Despite the fact that whole fruit assumption has been related to various health effects, few studies are currently available comparing the benefits associated with their consumption and their derivatives, such as juices. One of the advantages of the juice is certainly its ease of consumption. Its moderate intake could make it a very interesting option to benefit from the healthful effects of the fruit. This assumes an even greater value in cases in which fruits are not normally consumed, allowing these subjects to almost satisfy the daily recommendations completely [44].
A study based on data from the 2013–2016 National Health and Nutrition Examination Survey reported that one hundred percent of fruit juice consumers had a ten percent higher Health Score Food Index [45] with respect to non-consumers, and an increased intake of several nutrients (vitamins D and C) and minerals (potassium, calcium, and magnesium).

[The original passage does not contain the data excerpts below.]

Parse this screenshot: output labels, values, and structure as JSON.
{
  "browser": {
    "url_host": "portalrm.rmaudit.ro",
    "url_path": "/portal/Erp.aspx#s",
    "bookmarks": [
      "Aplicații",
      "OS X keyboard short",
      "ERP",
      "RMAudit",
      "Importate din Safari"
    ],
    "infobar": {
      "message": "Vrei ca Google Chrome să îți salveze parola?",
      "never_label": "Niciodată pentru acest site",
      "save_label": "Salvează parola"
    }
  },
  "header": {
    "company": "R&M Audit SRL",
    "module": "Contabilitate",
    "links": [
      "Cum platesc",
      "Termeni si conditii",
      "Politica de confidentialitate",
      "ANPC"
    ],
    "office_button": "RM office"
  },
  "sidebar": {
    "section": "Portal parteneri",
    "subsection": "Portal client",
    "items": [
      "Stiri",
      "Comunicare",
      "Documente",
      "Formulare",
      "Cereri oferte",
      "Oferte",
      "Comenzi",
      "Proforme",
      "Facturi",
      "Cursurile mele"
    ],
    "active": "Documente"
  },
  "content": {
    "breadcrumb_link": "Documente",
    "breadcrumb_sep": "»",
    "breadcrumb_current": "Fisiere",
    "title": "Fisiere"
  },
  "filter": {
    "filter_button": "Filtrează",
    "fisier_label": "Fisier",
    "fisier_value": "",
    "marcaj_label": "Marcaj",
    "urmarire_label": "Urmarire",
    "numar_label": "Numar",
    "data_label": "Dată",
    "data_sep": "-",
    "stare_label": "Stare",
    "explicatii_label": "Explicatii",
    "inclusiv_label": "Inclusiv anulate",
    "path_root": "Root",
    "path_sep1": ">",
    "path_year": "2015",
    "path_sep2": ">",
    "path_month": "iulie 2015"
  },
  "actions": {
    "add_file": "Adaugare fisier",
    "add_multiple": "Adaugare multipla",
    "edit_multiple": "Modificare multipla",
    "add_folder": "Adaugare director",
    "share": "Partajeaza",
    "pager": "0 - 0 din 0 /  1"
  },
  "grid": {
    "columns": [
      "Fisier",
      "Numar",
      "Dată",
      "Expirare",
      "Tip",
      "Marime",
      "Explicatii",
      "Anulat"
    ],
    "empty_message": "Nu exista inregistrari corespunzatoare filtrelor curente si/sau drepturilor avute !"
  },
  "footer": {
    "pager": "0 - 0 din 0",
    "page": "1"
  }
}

This has led to our study on volunteers with homogeneous lifestyles and habits and in a balanced food context who were subjected to the intake of the MedDiet for two weeks with or without the supplementation of MAB juice.
Although there are a lot of epidemiological, in vitro, and animal studies on the health effects of apple juice, clinical studies have only recently been carried out to verify the transferability of these results to humans. In particular, it has been shown that apple polyphenols, thanks to their strong antioxidant properties, prevent damage to lung tissue induced by smoking and can reduce LDL oxidation [46,47]. By acting on the stress oxidative reduction, they can decrease the aging-induced cellular damage and perform a preventive activity in several CNCDs [48]. These health effects are mainly attributable to five classes of polyphenols: flava- and flavonols, anthocyanins, phenolic acids, and dihydrochalcones [49,50]. Their concentrations change greatly according to the part of the fruit taken into consideration as well as according to the fruit cultivar, harvest, and storage [49]. Despite the possible depletion in polyphenols, recent studies have shown that the fruit juice nutritional value is similar to that of the whole fruit, except for the fiber and vitamin C content [51]. Wruss et al. demonstrated that the consumption of unfiltered apple juice increases the blood and urine concentrations of phenolic compounds, with elevated interindividual variability [52].
We measured body composition by BIA under controlled and standardized conditions with study participants randomly allocated to the MedDiet or MedDiet + MAB juice.
No variation was shown between BMI and waist circumference after MedDiet + MAB juice concerning MedDiet, according to Barth et al. [53]. A significant increase in lean mass was observed comparing MedDiet vs. MedDiet + MAB juice (p < 0.01). The mechanisms of how fruit juice modulates body lean mass might include the regulation of lipid and glycemia metabolism.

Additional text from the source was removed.